Quelques traits communs et non exhaustifs, entre les deux femmes, la journaliste et la femme politique. Fidélité et Amitiés durables. Ne rien lâcher des causes et de leurs convictions. Une lutte pour l'émancipation de la femme avec un grand "F".

 

 

 

Une Piqûre de rappel ne fait jamais de mal. au contraire. Merci Colette

Note de la rédaction. 

 

Voir le blog de Colette Braeckman en cliquant ici

 

Le texte de ce 18 octobre 2015, écrit par Colette Braeckman 

 

Titre : Anne - Marie Lizin frappée au Coeur 

 

Anne-Marie Lizin a-t-elle emporté son carnet d’adresses ? On l’avait peut-être oublié, mais l’ex-bourgmestre de Huy était l’une des femmes des plus connues de Belgique sur le plan international, qui avait noué aux quatre coins de la planète des amitiés fidèles et des contacts utiles.

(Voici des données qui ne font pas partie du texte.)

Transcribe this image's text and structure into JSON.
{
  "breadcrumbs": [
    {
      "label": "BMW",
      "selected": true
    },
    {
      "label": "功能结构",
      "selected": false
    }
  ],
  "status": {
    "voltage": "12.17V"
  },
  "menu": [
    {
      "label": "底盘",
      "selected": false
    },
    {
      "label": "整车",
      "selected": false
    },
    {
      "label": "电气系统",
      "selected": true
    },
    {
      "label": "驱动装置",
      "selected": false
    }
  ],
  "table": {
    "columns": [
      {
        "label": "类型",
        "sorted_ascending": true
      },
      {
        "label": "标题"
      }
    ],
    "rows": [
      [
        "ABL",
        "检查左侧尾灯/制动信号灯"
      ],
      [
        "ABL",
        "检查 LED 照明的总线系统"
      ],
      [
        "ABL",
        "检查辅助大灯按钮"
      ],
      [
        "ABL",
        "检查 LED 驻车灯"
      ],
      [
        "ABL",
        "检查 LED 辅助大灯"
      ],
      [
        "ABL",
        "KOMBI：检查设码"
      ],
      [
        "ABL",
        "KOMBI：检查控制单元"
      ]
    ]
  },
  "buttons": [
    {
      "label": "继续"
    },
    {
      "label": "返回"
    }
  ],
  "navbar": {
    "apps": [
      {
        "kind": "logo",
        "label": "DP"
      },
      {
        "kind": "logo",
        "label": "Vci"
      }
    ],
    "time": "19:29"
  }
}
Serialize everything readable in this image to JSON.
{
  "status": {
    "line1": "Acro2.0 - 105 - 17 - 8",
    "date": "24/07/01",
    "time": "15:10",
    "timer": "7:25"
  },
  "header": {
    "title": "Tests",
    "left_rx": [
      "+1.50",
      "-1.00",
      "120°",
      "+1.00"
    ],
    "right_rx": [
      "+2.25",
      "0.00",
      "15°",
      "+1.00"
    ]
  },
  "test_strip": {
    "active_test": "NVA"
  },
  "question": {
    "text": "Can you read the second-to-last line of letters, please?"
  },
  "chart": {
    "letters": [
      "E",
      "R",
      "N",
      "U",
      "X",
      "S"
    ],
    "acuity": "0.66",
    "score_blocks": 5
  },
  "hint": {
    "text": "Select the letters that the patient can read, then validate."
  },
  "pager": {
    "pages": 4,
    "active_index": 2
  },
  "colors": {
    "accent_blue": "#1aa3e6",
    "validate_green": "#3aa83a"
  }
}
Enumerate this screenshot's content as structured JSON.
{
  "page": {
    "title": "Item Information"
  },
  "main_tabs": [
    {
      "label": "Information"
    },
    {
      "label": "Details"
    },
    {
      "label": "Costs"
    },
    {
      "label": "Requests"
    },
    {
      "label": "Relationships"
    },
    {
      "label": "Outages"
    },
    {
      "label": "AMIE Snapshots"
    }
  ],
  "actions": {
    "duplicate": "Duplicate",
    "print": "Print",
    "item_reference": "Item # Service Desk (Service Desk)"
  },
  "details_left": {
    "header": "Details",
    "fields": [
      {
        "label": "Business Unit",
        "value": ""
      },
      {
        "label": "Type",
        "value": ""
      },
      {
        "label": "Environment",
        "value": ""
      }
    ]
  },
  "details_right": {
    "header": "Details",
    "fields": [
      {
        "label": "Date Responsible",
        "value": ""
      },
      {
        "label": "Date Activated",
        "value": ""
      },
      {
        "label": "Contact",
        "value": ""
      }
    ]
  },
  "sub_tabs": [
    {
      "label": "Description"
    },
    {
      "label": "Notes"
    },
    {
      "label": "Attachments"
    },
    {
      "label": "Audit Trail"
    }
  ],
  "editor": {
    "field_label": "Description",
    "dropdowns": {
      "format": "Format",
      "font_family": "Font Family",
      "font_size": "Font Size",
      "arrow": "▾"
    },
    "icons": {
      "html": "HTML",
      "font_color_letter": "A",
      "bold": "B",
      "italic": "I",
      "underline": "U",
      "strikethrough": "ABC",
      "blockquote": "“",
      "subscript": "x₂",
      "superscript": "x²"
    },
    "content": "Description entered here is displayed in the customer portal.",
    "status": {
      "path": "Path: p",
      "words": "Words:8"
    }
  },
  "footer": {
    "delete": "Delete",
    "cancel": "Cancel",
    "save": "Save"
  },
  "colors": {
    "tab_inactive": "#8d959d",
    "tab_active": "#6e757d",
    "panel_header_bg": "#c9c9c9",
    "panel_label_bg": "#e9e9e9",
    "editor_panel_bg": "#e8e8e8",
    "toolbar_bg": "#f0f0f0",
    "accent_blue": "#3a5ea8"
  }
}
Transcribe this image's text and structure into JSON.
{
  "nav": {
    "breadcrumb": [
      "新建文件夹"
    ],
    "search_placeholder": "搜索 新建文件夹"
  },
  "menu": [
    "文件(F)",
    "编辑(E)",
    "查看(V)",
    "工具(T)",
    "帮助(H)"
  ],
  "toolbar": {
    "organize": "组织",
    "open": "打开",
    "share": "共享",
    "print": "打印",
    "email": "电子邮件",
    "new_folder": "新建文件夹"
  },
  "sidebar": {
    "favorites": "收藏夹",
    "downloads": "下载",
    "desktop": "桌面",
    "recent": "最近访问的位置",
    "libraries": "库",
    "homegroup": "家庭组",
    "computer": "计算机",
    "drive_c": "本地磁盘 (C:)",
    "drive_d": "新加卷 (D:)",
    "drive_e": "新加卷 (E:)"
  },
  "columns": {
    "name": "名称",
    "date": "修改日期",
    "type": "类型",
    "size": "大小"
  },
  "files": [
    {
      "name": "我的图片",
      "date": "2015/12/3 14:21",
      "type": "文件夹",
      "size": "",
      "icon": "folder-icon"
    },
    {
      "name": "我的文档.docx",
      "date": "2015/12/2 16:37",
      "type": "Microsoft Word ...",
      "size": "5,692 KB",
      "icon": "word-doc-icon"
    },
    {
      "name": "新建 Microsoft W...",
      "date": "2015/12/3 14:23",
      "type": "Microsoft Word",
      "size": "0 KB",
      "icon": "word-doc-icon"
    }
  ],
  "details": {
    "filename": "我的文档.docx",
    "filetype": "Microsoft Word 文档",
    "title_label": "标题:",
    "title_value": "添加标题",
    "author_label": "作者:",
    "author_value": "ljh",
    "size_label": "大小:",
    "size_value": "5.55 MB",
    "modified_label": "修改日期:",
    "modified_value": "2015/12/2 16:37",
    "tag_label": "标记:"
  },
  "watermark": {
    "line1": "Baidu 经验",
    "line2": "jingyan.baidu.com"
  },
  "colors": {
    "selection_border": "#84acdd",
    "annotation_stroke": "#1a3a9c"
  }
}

Depuis ses débuts au cabinet d’Henri Simonet, à la fin des années 70 jusqu’à son poste de présidente du Sénat, Anne-Marie Lizin avait développé un sens extraordinaire des relations humaines. Par curiosité d’esprit, pour le plaisir de côtoyer les grands et les puissants, peut-être. Mais surtout parce que cette femme engagée, féministe, avait le sens de la solidarité internationale ; elle se souciait des peuples opprimés, avait suivi et soutenu les mouvements de libération, et avait gardé le contact lorsque les contestataires d’hier avaient à leur tour accédé au pouvoir, s’y installant souvent pour longtemps, comme à Cuba ou en Angola…

 

Lors de son passage au cabinet Simonet, elle avait noué le contact avec les mouvements de libération des anciennes colonies portugaises, suivi de près la lutte contre l’apartheid, et n’ignorait aucun des opposants à Mobutu. Elle connaissait personnellement Arafat, Fidel Castro, s’était rendue à d’innombrables reprises en Algérie, y compris en franc tireur pour ramener des enfants à leur mère, connaissait le Moyen Orient et le monde arabe comme sa poche…

Au Congo, elle avait connu Laurent Désiré Kabila durant ses années d’exil, et, l’une des seules Belges à être invitée au mariage de son fils Joseph, elle n‘hésita pas à faire l’aller retour, entre deux avions, deux conseils communaux, cinquante rendez vous…Certes, Anne-Marie bousculait, dérangeait.

Toujours impeccablement mise, elle n’hésitait guère à s’asseoir au premier rang, au grand dam parfois des diplomates de carrière qu’elle éclipsait par son brio, son entregent, et qu’elle n’hésita pas à mettre à contribution lorsqu’elle brigua, en vain, la direction de l’Unicef.

Mais elle brillait aussi par sa connaissance des dossiers, son sens des relations humaines. Par la suite, lorsqu’elle occupa la présidence du Sénat, elle donna à l’institution un éclat inégalé, invitant à l’Assemblée des personnalités venues du monde entier, des femmes de renom, des défenseurs des droits de l’homme, des militants, aussi bien que des personnalités politiques…

Dans un autre pays, les talents, les contacts d’ une personnalité comme Anne-Marie Lizin auraient été utilisés au service de la diplomatie, de l’humanitaire, elle aurait été chargée de mission, ambassadeur itinérant, que sais je…

Mais en Belgique, cette femme entreprenante et parfois trop voyante faisait des jaloux. Elle n’entrait pas dans le rang, ne suivait pas les consignes, demeurait un franc tireur de la politique même si elle avait accédé aux plus hautes sphères, entretenu des relations de haut niveau y compris en France et aux Etats Unis. Elle était aussi demeurée fidèle à ses engagements de jeunesse, la cause des femmes, la libération des peuples, sans jamais oublier sa ville de Huy où elle fut très populaire, non seulement parce qu’elle y attira des personnalités et des artistes venus du monde entier mais aussi car elle se souciait des plus modestes de ses concitoyens.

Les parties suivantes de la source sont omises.